Pinnick Kinnick Hill: An American Story
A first-person narrative written by the American-born son of an immigrant from Asturias, in the north of Spain, Pinnick Kinnick Hill is partly a memoir and partly fiction. It is the story of the Villanueva family and of their countrymen, and how they come to a small town in West Virginia at the beginning of the 20th century to take jobs as zinc smelters. The horrible working conditions, the discrimination they suffer, their spirited response (labor organizing) and their eventual assimilation make for an interesting tale.

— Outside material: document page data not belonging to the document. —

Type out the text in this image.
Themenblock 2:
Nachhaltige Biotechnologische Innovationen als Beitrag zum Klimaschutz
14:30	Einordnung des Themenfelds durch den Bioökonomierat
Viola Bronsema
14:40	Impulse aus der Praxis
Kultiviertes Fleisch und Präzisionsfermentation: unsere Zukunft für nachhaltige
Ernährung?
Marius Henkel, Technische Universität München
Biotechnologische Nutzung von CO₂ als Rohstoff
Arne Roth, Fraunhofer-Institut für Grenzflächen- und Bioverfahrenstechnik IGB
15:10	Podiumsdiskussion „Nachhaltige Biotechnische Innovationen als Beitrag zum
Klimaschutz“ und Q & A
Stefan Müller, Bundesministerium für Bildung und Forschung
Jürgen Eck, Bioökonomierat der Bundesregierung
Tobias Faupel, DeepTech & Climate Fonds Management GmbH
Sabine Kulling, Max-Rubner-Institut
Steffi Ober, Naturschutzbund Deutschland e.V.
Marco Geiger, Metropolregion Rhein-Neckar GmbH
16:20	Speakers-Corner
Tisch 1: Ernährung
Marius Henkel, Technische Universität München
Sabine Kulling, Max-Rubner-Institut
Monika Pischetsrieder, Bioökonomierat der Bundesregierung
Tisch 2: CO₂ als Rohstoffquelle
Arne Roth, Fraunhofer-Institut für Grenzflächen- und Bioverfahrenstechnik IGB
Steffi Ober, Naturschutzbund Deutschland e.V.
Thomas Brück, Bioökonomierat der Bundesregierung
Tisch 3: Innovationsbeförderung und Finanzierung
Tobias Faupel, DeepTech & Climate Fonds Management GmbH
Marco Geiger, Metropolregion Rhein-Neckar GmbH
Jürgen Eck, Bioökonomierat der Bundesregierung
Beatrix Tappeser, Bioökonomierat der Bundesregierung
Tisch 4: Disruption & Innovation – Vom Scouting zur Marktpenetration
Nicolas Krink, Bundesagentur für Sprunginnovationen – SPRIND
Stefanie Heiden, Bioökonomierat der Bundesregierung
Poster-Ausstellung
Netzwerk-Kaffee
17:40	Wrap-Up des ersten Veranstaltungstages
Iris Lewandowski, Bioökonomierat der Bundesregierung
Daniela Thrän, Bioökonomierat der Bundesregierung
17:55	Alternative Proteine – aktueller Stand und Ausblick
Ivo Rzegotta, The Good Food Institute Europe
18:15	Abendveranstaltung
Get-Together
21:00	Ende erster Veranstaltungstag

Unfortunately, the book’s fictional façade crumbles quickly. At the end of the 19th century, over sixty percent of Spanish males and four-fifths of females were illiterate. Yet, Juan, the son of a fisherman, the book’s main character, is not only able to read and write in his native Spanish, but he speaks English fluently. The Villanuevas are so lucky that they travel across the Atlantic first class, and they breeze through Ellis Island. The book is on much firmer ground when the author describes the problems facing his community, and, especially, the grueling work at the furnace.
Although Pinnick Kinnick Hill was originally written in English, it is accompanied by a Spanish translation. In the foreword, the reader learns it has been translated into “the Spanish this Asturian community might have used.” And the translation is flawless. Only in the Spanish text there is not a shadow of Asturianu or Bable, or of Astur-Galician, the very distinct languages of that region of Spain. More puzzling yet are wrong usages and misspellings in the Spanish words sprinkled in the English text (“Hay!” instead of “¡Ay!” for example), misspellings that appear correctly written in the Spanish pages.
Of interest to local or labor history researchers, not for a general audience.